Toro Energy (ASX:TOE) Integrates Vanadium Into Lake Maitland

Toro Energy (TOE) has successfully integrated vanadium into the Lake Maitland uranium resource, which is part of the Wiluna Uranium Project in Western Australia.
Earlier this year, the company announced it was going to add vanadium to the project, after completing laboratory tests in 2019.
The new resource is now with engineers, SKR Consulting, to re-optimise the proposed Lake Maitland mine based on the new data and processing flowsheet.
Toro is planning to turn Lake Maitland into a stand-alone operation due to its potential.
Re-optimisation of the project includes the costs associated with the most recently designed processing flowsheet.
“During the re-optimisation process the mining engineers will also revisit the planned mining methods to investigate if the increased knowledge gained from research on the Lake Maitland deposit over recent years can translate into a less complex and cheaper mining method at Lake Maitland,” the company said.
“If so, this cheaper method will be used in the re-optimisation process.”
The new Lake Maitland resource contains 14 million pounds of vanadium along with the 26.4 million pounds of uranium, already estimated at 200 parts per million uranium cut off.
Engineering studies for Lake Maitland to be a stand-alone operation and producing vanadium as a by-product is in its final stages.
Why add vanadium?
Toro added vanadium as the previous testwork found that it can be produced as a valuable by-product of processing uranium at only a small cost.
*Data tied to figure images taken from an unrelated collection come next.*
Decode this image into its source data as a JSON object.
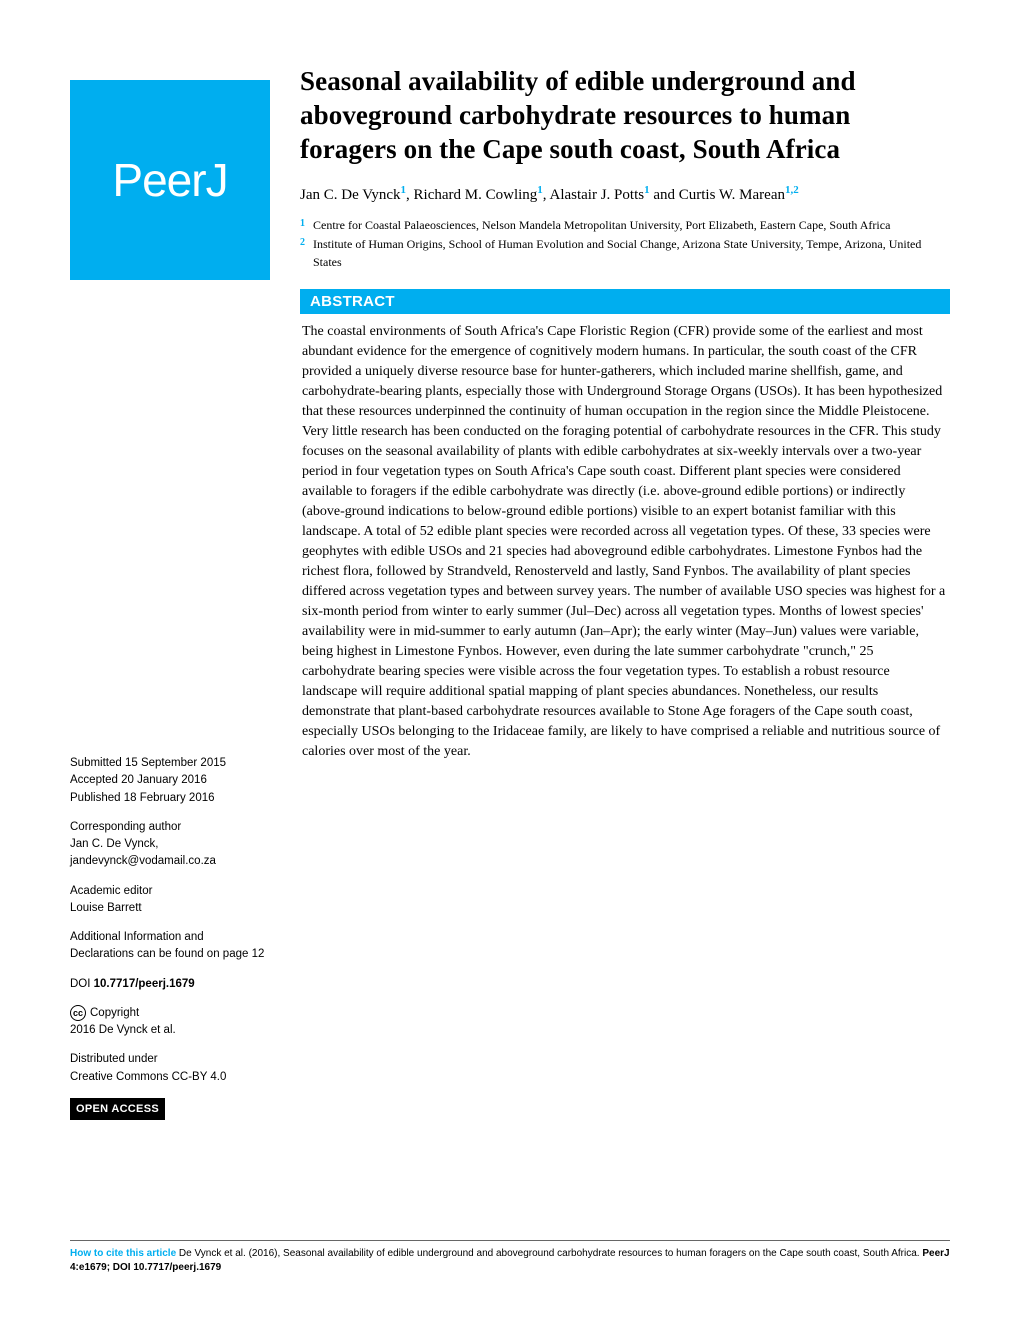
{
  "logo": {
    "text": "PeerJ"
  },
  "title": "Seasonal availability of edible underground and aboveground carbohydrate resources to human foragers on the Cape south coast, South Africa",
  "authors": {
    "a1": "Jan C. De Vynck",
    "s1": "1",
    "a2": "Richard M. Cowling",
    "s2": "1",
    "a3": "Alastair J. Potts",
    "s3": "1",
    "a4": "Curtis W. Marean",
    "s4": "1,2",
    "sep_and": " and "
  },
  "affiliations": [
    {
      "num": "1",
      "text": "Centre for Coastal Palaeosciences, Nelson Mandela Metropolitan University, Port Elizabeth, Eastern Cape, South Africa"
    },
    {
      "num": "2",
      "text": "Institute of Human Origins, School of Human Evolution and Social Change, Arizona State University, Tempe, Arizona, United States"
    }
  ],
  "abstract": {
    "label": "ABSTRACT",
    "body": "The coastal environments of South Africa's Cape Floristic Region (CFR) provide some of the earliest and most abundant evidence for the emergence of cognitively modern humans. In particular, the south coast of the CFR provided a uniquely diverse resource base for hunter-gatherers, which included marine shellfish, game, and carbohydrate-bearing plants, especially those with Underground Storage Organs (USOs). It has been hypothesized that these resources underpinned the continuity of human occupation in the region since the Middle Pleistocene. Very little research has been conducted on the foraging potential of carbohydrate resources in the CFR. This study focuses on the seasonal availability of plants with edible carbohydrates at six-weekly intervals over a two-year period in four vegetation types on South Africa's Cape south coast. Different plant species were considered available to foragers if the edible carbohydrate was directly (i.e. above-ground edible portions) or indirectly (above-ground indications to below-ground edible portions) visible to an expert botanist familiar with this landscape. A total of 52 edible plant species were recorded across all vegetation types. Of these, 33 species were geophytes with edible USOs and 21 species had aboveground edible carbohydrates. Limestone Fynbos had the richest flora, followed by Strandveld, Renosterveld and lastly, Sand Fynbos. The availability of plant species differed across vegetation types and between survey years. The number of available USO species was highest for a six-month period from winter to early summer (Jul–Dec) across all vegetation types. Months of lowest species' availability were in mid-summer to early autumn (Jan–Apr); the early winter (May–Jun) values were variable, being highest in Limestone Fynbos. However, even during the late summer carbohydrate \"crunch,\" 25 carbohydrate bearing species were visible across the four vegetation types. To establish a robust resource landscape will require additional spatial mapping of plant species abundances. Nonetheless, our results demonstrate that plant-based carbohydrate resources available to Stone Age foragers of the Cape south coast, especially USOs belonging to the Iridaceae family, are likely to have comprised a reliable and nutritious source of calories over most of the year."
  },
  "sidebar": {
    "submitted_label": "Submitted ",
    "submitted": "15 September 2015",
    "accepted_label": "Accepted ",
    "accepted": "20 January 2016",
    "published_label": "Published ",
    "published": "18 February 2016",
    "corresponding_label": "Corresponding author",
    "corresponding_name": "Jan C. De Vynck,",
    "corresponding_email": "jandevynck@vodamail.co.za",
    "editor_label": "Academic editor",
    "editor_name": "Louise Barrett",
    "additional_info": "Additional Information and Declarations can be found on page 12",
    "doi_label": "DOI ",
    "doi": "10.7717/peerj.1679",
    "cc_label": "cc",
    "copyright_label": "Copyright",
    "copyright_text": "2016 De Vynck et al.",
    "distributed_label": "Distributed under",
    "distributed_text": "Creative Commons CC-BY 4.0",
    "open_access": "OPEN ACCESS"
  },
  "footer": {
    "label": "How to cite this article ",
    "text": "De Vynck et al. (2016), Seasonal availability of edible underground and aboveground carbohydrate resources to human foragers on the Cape south coast, South Africa. ",
    "journal": "PeerJ 4:e1679; DOI 10.7717/peerj.1679"
  },
  "colors": {
    "accent": "#00aeef",
    "text": "#000000",
    "bg": "#ffffff"
  }
}
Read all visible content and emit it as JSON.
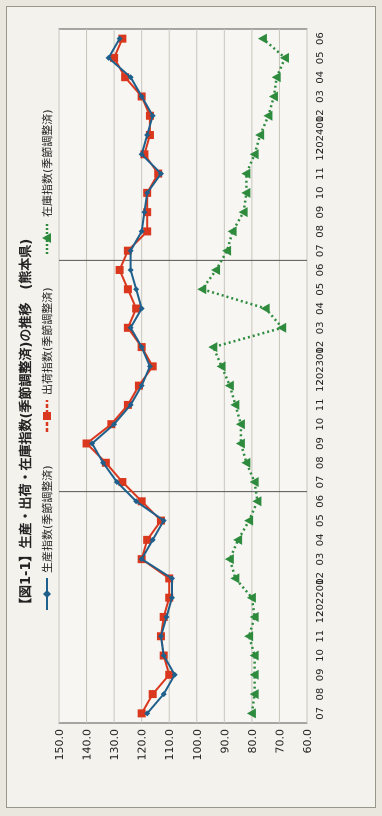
{
  "title": "【図1-1】生産・出荷・在庫指数(季節調整済)の推移　(熊本県)",
  "legend": [
    {
      "label": "生産指数(季節調整済)",
      "color": "#1f5f8b",
      "marker": "diamond"
    },
    {
      "label": "出荷指数(季節調整済)",
      "color": "#d9381e",
      "marker": "square"
    },
    {
      "label": "在庫指数(季節調整済)",
      "color": "#2e8b3e",
      "marker": "triangle"
    }
  ],
  "chart_data": {
    "type": "line",
    "title": "【図1-1】生産・出荷・在庫指数(季節調整済)の推移　(熊本県)",
    "categories": [
      "07",
      "08",
      "09",
      "10",
      "11",
      "12",
      "202201",
      "02",
      "03",
      "04",
      "05",
      "06",
      "07",
      "08",
      "09",
      "10",
      "11",
      "12",
      "202301",
      "02",
      "03",
      "04",
      "05",
      "06",
      "07",
      "08",
      "09",
      "10",
      "11",
      "12",
      "202401",
      "02",
      "03",
      "04",
      "05",
      "06"
    ],
    "ylim": [
      60,
      150
    ],
    "yticks": [
      60.0,
      70.0,
      80.0,
      90.0,
      100.0,
      110.0,
      120.0,
      130.0,
      140.0,
      150.0
    ],
    "grid_x_every": 12,
    "series": [
      {
        "name": "生産指数(季節調整済)",
        "color": "#1f5f8b",
        "style": "solid",
        "values": [
          118,
          112,
          108,
          112,
          113,
          111,
          109,
          109,
          120,
          116,
          112,
          122,
          129,
          134,
          138,
          130,
          124,
          120,
          117,
          120,
          124,
          120,
          122,
          124,
          124,
          120,
          119,
          118,
          113,
          120,
          118,
          116,
          120,
          124,
          132,
          128
        ]
      },
      {
        "name": "出荷指数(季節調整済)",
        "color": "#d9381e",
        "style": "solid",
        "values": [
          120,
          116,
          110,
          112,
          113,
          112,
          110,
          110,
          120,
          118,
          113,
          120,
          127,
          133,
          140,
          131,
          125,
          121,
          116,
          120,
          125,
          122,
          125,
          128,
          125,
          118,
          118,
          118,
          114,
          119,
          117,
          117,
          120,
          126,
          130,
          127
        ]
      },
      {
        "name": "在庫指数(季節調整済)",
        "color": "#2e8b3e",
        "style": "dotted",
        "values": [
          80,
          79,
          79,
          79,
          81,
          79,
          80,
          86,
          88,
          85,
          81,
          78,
          79,
          82,
          84,
          84,
          86,
          88,
          91,
          94,
          69,
          75,
          98,
          93,
          89,
          87,
          83,
          82,
          82,
          79,
          77,
          74,
          72,
          71,
          68,
          76
        ]
      }
    ]
  }
}
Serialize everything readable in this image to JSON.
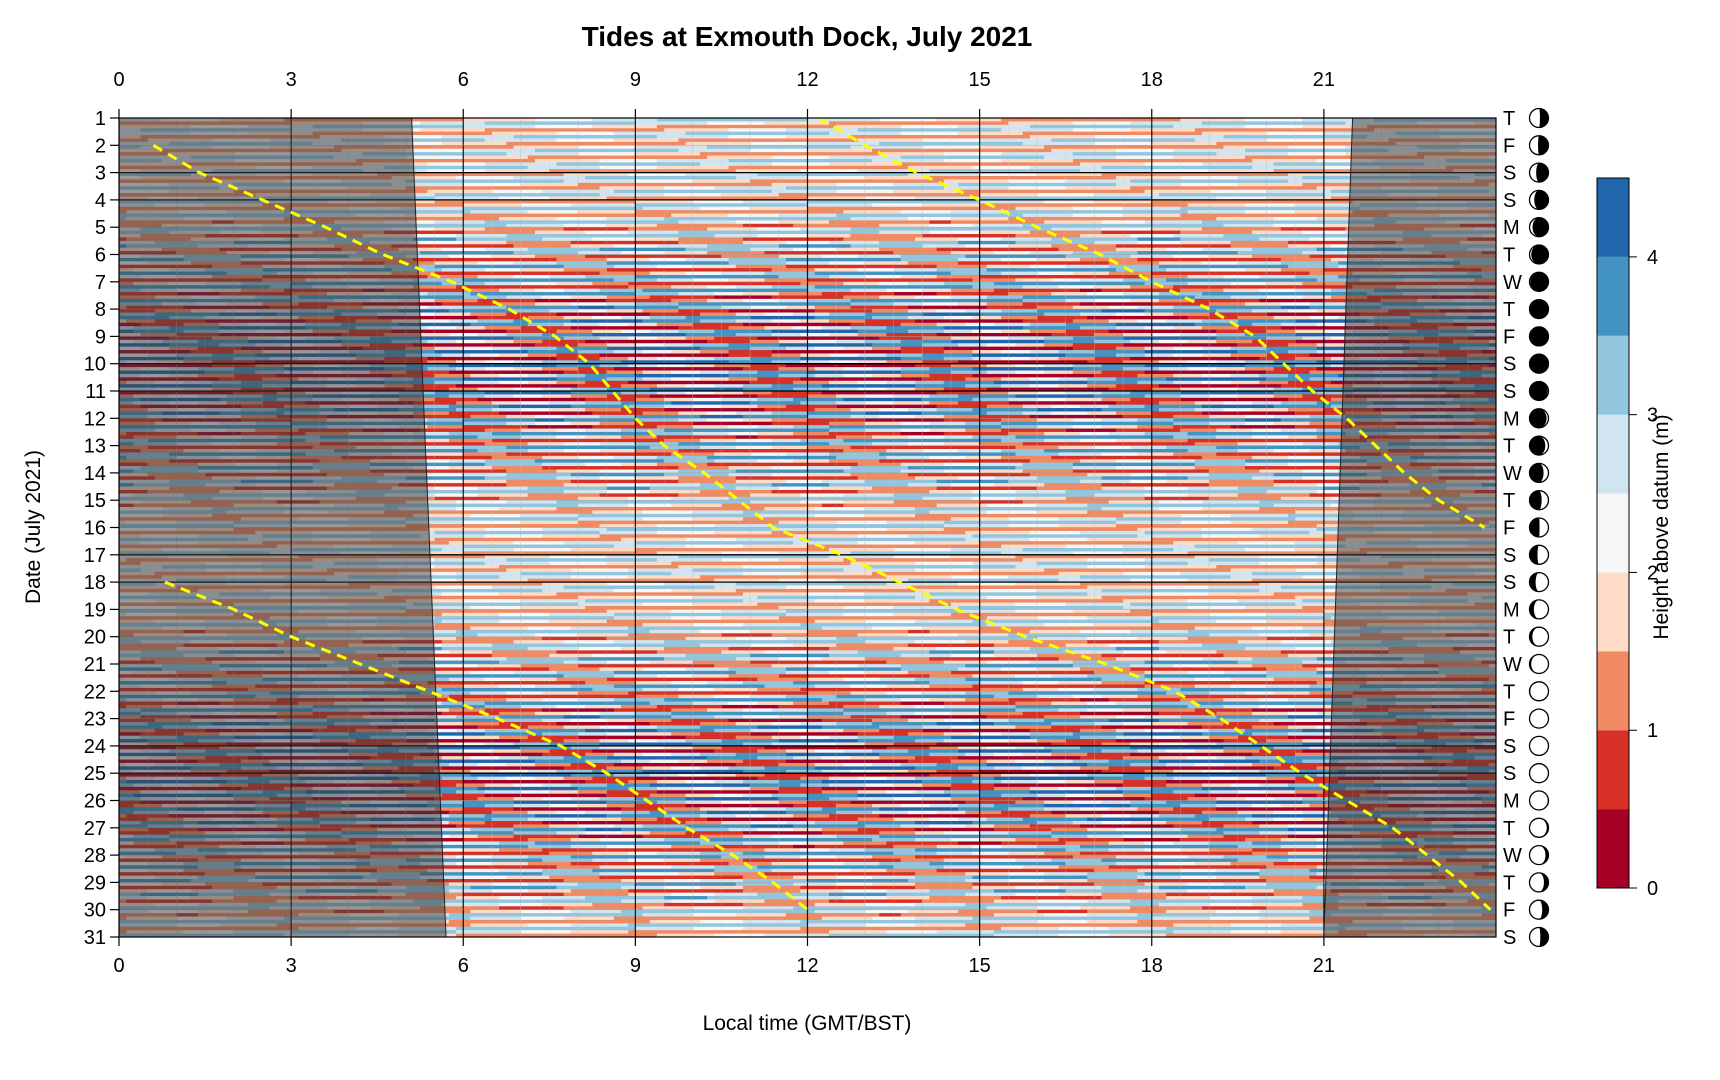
{
  "chart_data": {
    "type": "heatmap",
    "title": "Tides at Exmouth Dock, July 2021",
    "xlabel": "Local time (GMT/BST)",
    "ylabel": "Date (July 2021)",
    "xlim": [
      0,
      24
    ],
    "ylim": [
      1,
      31
    ],
    "x_ticks": [
      0,
      3,
      6,
      9,
      12,
      15,
      18,
      21
    ],
    "x_tick_labels": [
      "0",
      "3",
      "6",
      "9",
      "12",
      "15",
      "18",
      "21"
    ],
    "days": [
      {
        "date": "1",
        "weekday": "T"
      },
      {
        "date": "2",
        "weekday": "F"
      },
      {
        "date": "3",
        "weekday": "S"
      },
      {
        "date": "4",
        "weekday": "S"
      },
      {
        "date": "5",
        "weekday": "M"
      },
      {
        "date": "6",
        "weekday": "T"
      },
      {
        "date": "7",
        "weekday": "W"
      },
      {
        "date": "8",
        "weekday": "T"
      },
      {
        "date": "9",
        "weekday": "F"
      },
      {
        "date": "10",
        "weekday": "S"
      },
      {
        "date": "11",
        "weekday": "S"
      },
      {
        "date": "12",
        "weekday": "M"
      },
      {
        "date": "13",
        "weekday": "T"
      },
      {
        "date": "14",
        "weekday": "W"
      },
      {
        "date": "15",
        "weekday": "T"
      },
      {
        "date": "16",
        "weekday": "F"
      },
      {
        "date": "17",
        "weekday": "S"
      },
      {
        "date": "18",
        "weekday": "S"
      },
      {
        "date": "19",
        "weekday": "M"
      },
      {
        "date": "20",
        "weekday": "T"
      },
      {
        "date": "21",
        "weekday": "W"
      },
      {
        "date": "22",
        "weekday": "T"
      },
      {
        "date": "23",
        "weekday": "F"
      },
      {
        "date": "24",
        "weekday": "S"
      },
      {
        "date": "25",
        "weekday": "S"
      },
      {
        "date": "26",
        "weekday": "M"
      },
      {
        "date": "27",
        "weekday": "T"
      },
      {
        "date": "28",
        "weekday": "W"
      },
      {
        "date": "29",
        "weekday": "T"
      },
      {
        "date": "30",
        "weekday": "F"
      },
      {
        "date": "31",
        "weekday": "S"
      }
    ],
    "moon_illuminated_fraction": [
      0.55,
      0.45,
      0.35,
      0.25,
      0.16,
      0.09,
      0.04,
      0.01,
      0.0,
      0.01,
      0.04,
      0.1,
      0.17,
      0.26,
      0.36,
      0.47,
      0.58,
      0.68,
      0.77,
      0.85,
      0.91,
      0.96,
      0.99,
      1.0,
      0.99,
      0.96,
      0.91,
      0.84,
      0.76,
      0.67,
      0.57
    ],
    "moon_waxing": [
      false,
      false,
      false,
      false,
      false,
      false,
      false,
      false,
      true,
      true,
      true,
      true,
      true,
      true,
      true,
      true,
      true,
      true,
      true,
      true,
      true,
      true,
      true,
      true,
      false,
      false,
      false,
      false,
      false,
      false,
      false
    ],
    "weekend_dates": [
      3,
      4,
      10,
      11,
      17,
      18,
      24,
      25
    ],
    "darkness_before": {
      "start_date": 1,
      "start_hour": 5.1,
      "end_date": 31,
      "end_hour": 5.7
    },
    "darkness_after": {
      "start_date": 1,
      "start_hour": 21.5,
      "end_date": 31,
      "end_hour": 21.0
    },
    "colorbar": {
      "label": "Height above datum (m)",
      "ticks": [
        0,
        1,
        2,
        3,
        4
      ],
      "levels": [
        0,
        0.5,
        1,
        1.5,
        2,
        2.5,
        3,
        3.5,
        4,
        4.5
      ],
      "colors": [
        "#a50026",
        "#d73027",
        "#ef8a62",
        "#fddbc7",
        "#f7f7f7",
        "#d1e5f0",
        "#92c5de",
        "#4393c3",
        "#2166ac"
      ]
    },
    "high_water_times": [
      {
        "date": 1,
        "hour": 12.2
      },
      {
        "date": 2,
        "hour": 0.6
      },
      {
        "date": 2,
        "hour": 13.0
      },
      {
        "date": 3,
        "hour": 1.4
      },
      {
        "date": 3,
        "hour": 13.9
      },
      {
        "date": 4,
        "hour": 2.5
      },
      {
        "date": 4,
        "hour": 15.0
      },
      {
        "date": 5,
        "hour": 3.6
      },
      {
        "date": 5,
        "hour": 16.0
      },
      {
        "date": 6,
        "hour": 4.6
      },
      {
        "date": 6,
        "hour": 17.1
      },
      {
        "date": 7,
        "hour": 5.8
      },
      {
        "date": 7,
        "hour": 18.0
      },
      {
        "date": 8,
        "hour": 6.8
      },
      {
        "date": 8,
        "hour": 19.0
      },
      {
        "date": 9,
        "hour": 7.6
      },
      {
        "date": 9,
        "hour": 19.8
      },
      {
        "date": 10,
        "hour": 8.2
      },
      {
        "date": 10,
        "hour": 20.3
      },
      {
        "date": 11,
        "hour": 8.6
      },
      {
        "date": 11,
        "hour": 20.8
      },
      {
        "date": 12,
        "hour": 9.0
      },
      {
        "date": 12,
        "hour": 21.4
      },
      {
        "date": 13,
        "hour": 9.5
      },
      {
        "date": 13,
        "hour": 21.9
      },
      {
        "date": 14,
        "hour": 10.2
      },
      {
        "date": 14,
        "hour": 22.4
      },
      {
        "date": 15,
        "hour": 10.8
      },
      {
        "date": 15,
        "hour": 23.0
      },
      {
        "date": 16,
        "hour": 11.4
      },
      {
        "date": 16,
        "hour": 23.8
      },
      {
        "date": 17,
        "hour": 12.6
      },
      {
        "date": 18,
        "hour": 0.8
      },
      {
        "date": 18,
        "hour": 13.6
      },
      {
        "date": 19,
        "hour": 2.0
      },
      {
        "date": 19,
        "hour": 14.6
      },
      {
        "date": 20,
        "hour": 3.0
      },
      {
        "date": 20,
        "hour": 15.8
      },
      {
        "date": 21,
        "hour": 4.2
      },
      {
        "date": 21,
        "hour": 17.2
      },
      {
        "date": 22,
        "hour": 5.4
      },
      {
        "date": 22,
        "hour": 18.4
      },
      {
        "date": 23,
        "hour": 6.6
      },
      {
        "date": 23,
        "hour": 19.2
      },
      {
        "date": 24,
        "hour": 7.7
      },
      {
        "date": 24,
        "hour": 19.9
      },
      {
        "date": 25,
        "hour": 8.5
      },
      {
        "date": 25,
        "hour": 20.6
      },
      {
        "date": 26,
        "hour": 9.2
      },
      {
        "date": 26,
        "hour": 21.4
      },
      {
        "date": 27,
        "hour": 9.9
      },
      {
        "date": 27,
        "hour": 22.2
      },
      {
        "date": 28,
        "hour": 10.7
      },
      {
        "date": 28,
        "hour": 22.8
      },
      {
        "date": 29,
        "hour": 11.4
      },
      {
        "date": 29,
        "hour": 23.4
      },
      {
        "date": 30,
        "hour": 12.0
      },
      {
        "date": 30,
        "hour": 23.9
      }
    ],
    "tide_model": {
      "mean_level_m": 2.2,
      "amplitude_min_m": 1.0,
      "amplitude_max_m": 2.0,
      "peak_amplitude_dates": [
        10,
        25
      ],
      "semidiurnal_period_hours": 12.42
    },
    "high_water_line_color": "#ffff00",
    "grid": true
  }
}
Given the expected long-term growth in price of vanadium and the potential future demand, including from vanadium redox batteries (VRB), Toro believes producing vanadium as a by-product is likely to result in a significant improvement to the feasibility and value of the project.
Notably, vanadium flake is currently trading at US$8.40 (around A$11.82) per pound, which in 2018 was trading as high as US$28.80 per pound.
There is also potential for this price to rise again due to the demand for VRBs, which is an efficient storage and re-supply solution for renewable energy. China in particular is heavily investing in VRBs, according to Toro.
The biggest demand for vanadium metal by far comes from the steel industry where it is used in the production of vanadium steel alloys, as well as in specialised aeronautical alloys, chemicals and batteries.
On the market today, Toro Energy was down 2.17 per cent and is trading at 2.3 cents per share at 1:33 pm AEDT.